We propose to attack the problem with a blunt instrument: on the surface $$\vec{r}=\langle x,y,z\rangle=\left\langle x,y,\pm\sqrt{\frac{1-ax^2-by^2}{c}}\right\rangle$$ so $$\begin{align}d\vec{r}&=\left\langle1,0,\mp\frac{\frac{ax}c}{\sqrt{\frac{1-ax^2-by^2}{c}}}\right\rangle\,dx+\left\langle0,1,\mp\frac{\frac{by}c}{\sqrt{\frac{1-ax^2-by^2}{c}}}\right\rangle\,dy\\ &=\left\langle1,0,-\frac{ax}{cz}\right\rangle\,dx+\left\langle0,1,-\frac{by}{cz}\right\rangle\,dy\end{align}$$ So that the vector areal element is $$\begin{align}d^2\vec{A}&=\pm\left\langle1,0,-\frac{ax}{cz}\right\rangle\,dx\times\left\langle0,1,-\frac{by}{cz}\right\rangle\,dy\\ &=\pm\left\langle\frac{ax}{cz},\frac{by}{cz},1\right\rangle\,dx\,dy=\frac{\langle ax,by,cz\rangle}{c|z|}dx\,dy\end{align}$$ Then $$\hat{n}=\frac{d^2\vec{A}}{\left\lVert d^2\vec{A}\right\rVert}=\frac{\langle ax,by,cz\rangle}{\left(a^2x^2+b^2y^2+c^2z^2\right)^{1/2}}$$ $$\begin{align}I&={\large\bigcirc}\kern-1.55em\iint_S\frac1{\left(a^2x^2+b^2y^2+c^2z^2\right)^{1/2}}\frac{\langle ax,by,cz\rangle}{\left(a^2x^2+b^2y^2+c^2z^2\right)^{1/2}}\cdot d^2\vec{A}\\ &=2\int_{-\frac1{\sqrt a}}^{\frac1{\sqrt a}}\int_{-\sqrt{\frac{1-ax^2}b}}^{\sqrt{\frac{1-ax^2}b}}\frac1{\left(a^2x^2+b^2y^2+c^2z^2\right)^{1/2}}\frac{\langle ax,by,cz\rangle}{\left(a^2x^2+b^2y^2+c^2z^2\right)^{1/2}}\cdot\frac{\langle ax,by,cz\rangle}{c|z|}dy\,dx\\ &=2\int_{-\frac1{\sqrt a}}^{\frac1{\sqrt a}}\int_{-\sqrt{\frac{1-ax^2}b}}^{\sqrt{\frac{1-ax^2}b}}\frac1{\sqrt c\sqrt{1-ax^2-by^2}}\,dy\,dx=2\int_{-\frac1{\sqrt a}}^{\frac1{\sqrt a}}\int_{-\frac{\pi}2}^{\frac{\pi}2}\frac1{\sqrt{bc}}\,d\theta\,dx=\frac{4\pi}{\sqrt{abc}}\end{align}$$ Where we have used the substitution $$y=\sqrt{\frac{1-ax^2}b}\sin\theta$$ to solve the $y$-integral.
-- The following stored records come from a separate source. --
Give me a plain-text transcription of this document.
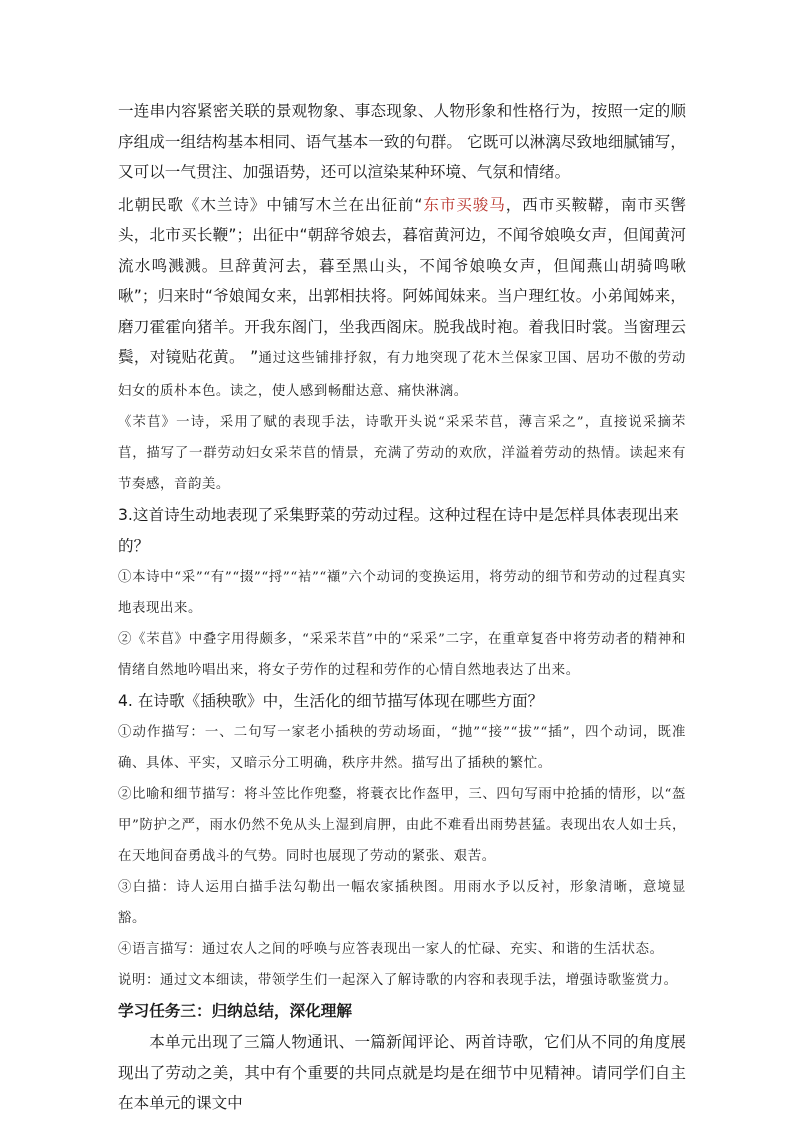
一连串内容紧密关联的景观物象、事态现象、人物形象和性格行为，按照一定的顺序组成一组结构基本相同、语气基本一致的句群。 它既可以淋漓尽致地细腻铺写，又可以一气贯注、加强语势，还可以渲染某种环境、气氛和情绪。

北朝民歌《木兰诗》中铺写木兰在出征前“东市买骏马，西市买鞍鞯，南市买辔头，北市买长鞭”；出征中“朝辞爷娘去，暮宿黄河边，不闻爷娘唤女声，但闻黄河流水鸣溅溅。旦辞黄河去，暮至黑山头，不闻爷娘唤女声，但闻燕山胡骑鸣啾啾”；归来时“爷娘闻女来，出郭相扶将。阿姊闻妹来。当户理红妆。小弟闻姊来，磨刀霍霍向猪羊。开我东阁门，坐我西阁床。脱我战时袍。着我旧时裳。当窗理云鬓，对镜贴花黄。 ”通过这些铺排抒叙，有力地突现了花木兰保家卫国、居功不傲的劳动妇女的质朴本色。读之，使人感到畅酣达意、痛快淋漓。

《芣苢》一诗，采用了赋的表现手法，诗歌开头说“采采芣苢，薄言采之”，直接说采摘芣苢，描写了一群劳动妇女采芣苢的情景，充满了劳动的欢欣，洋溢着劳动的热情。读起来有节奏感，音韵美。

3.这首诗生动地表现了采集野菜的劳动过程。这种过程在诗中是怎样具体表现出来的？

①本诗中“采”“有”“掇”“捋”“袺”“襭”六个动词的变换运用，将劳动的细节和劳动的过程真实地表现出来。

②《芣苢》中叠字用得颇多，“采采芣苢”中的“采采”二字，在重章复沓中将劳动者的精神和情绪自然地吟唱出来，将女子劳作的过程和劳作的心情自然地表达了出来。

4. 在诗歌《插秧歌》中，生活化的细节描写体现在哪些方面？

①动作描写：一、二句写一家老小插秧的劳动场面，“抛”“接”“拔”“插”，四个动词，既准确、具体、平实，又暗示分工明确，秩序井然。描写出了插秧的繁忙。

②比喻和细节描写：将斗笠比作兜鍪，将蓑衣比作盔甲，三、四句写雨中抢插的情形，以“盔甲”防护之严，雨水仍然不免从头上湿到肩胛，由此不难看出雨势甚猛。表现出农人如士兵，在天地间奋勇战斗的气势。同时也展现了劳动的紧张、艰苦。

③白描：诗人运用白描手法勾勒出一幅农家插秧图。用雨水予以反衬，形象清晰，意境显豁。

④语言描写：通过农人之间的呼唤与应答表现出一家人的忙碌、充实、和谐的生活状态。

说明：通过文本细读，带领学生们一起深入了解诗歌的内容和表现手法，增强诗歌鉴赏力。

学习任务三：归纳总结，深化理解

本单元出现了三篇人物通讯、一篇新闻评论、两首诗歌，它们从不同的角度展现出了劳动之美，其中有个重要的共同点就是均是在细节中见精神。请同学们自主在本单元的课文中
Note that if $a=b=c$ then $a^2x^2+b^2y^2+c^2z^2=a$ on the surface and $d^2\vec{A}\cdot\hat{n}=d^2A$ and the integral is over the surface of a sphere of radius $1/\sqrt a$ so we should get $$I=\frac1{\sqrt a}\frac{4\pi}{a}$$ so this checks.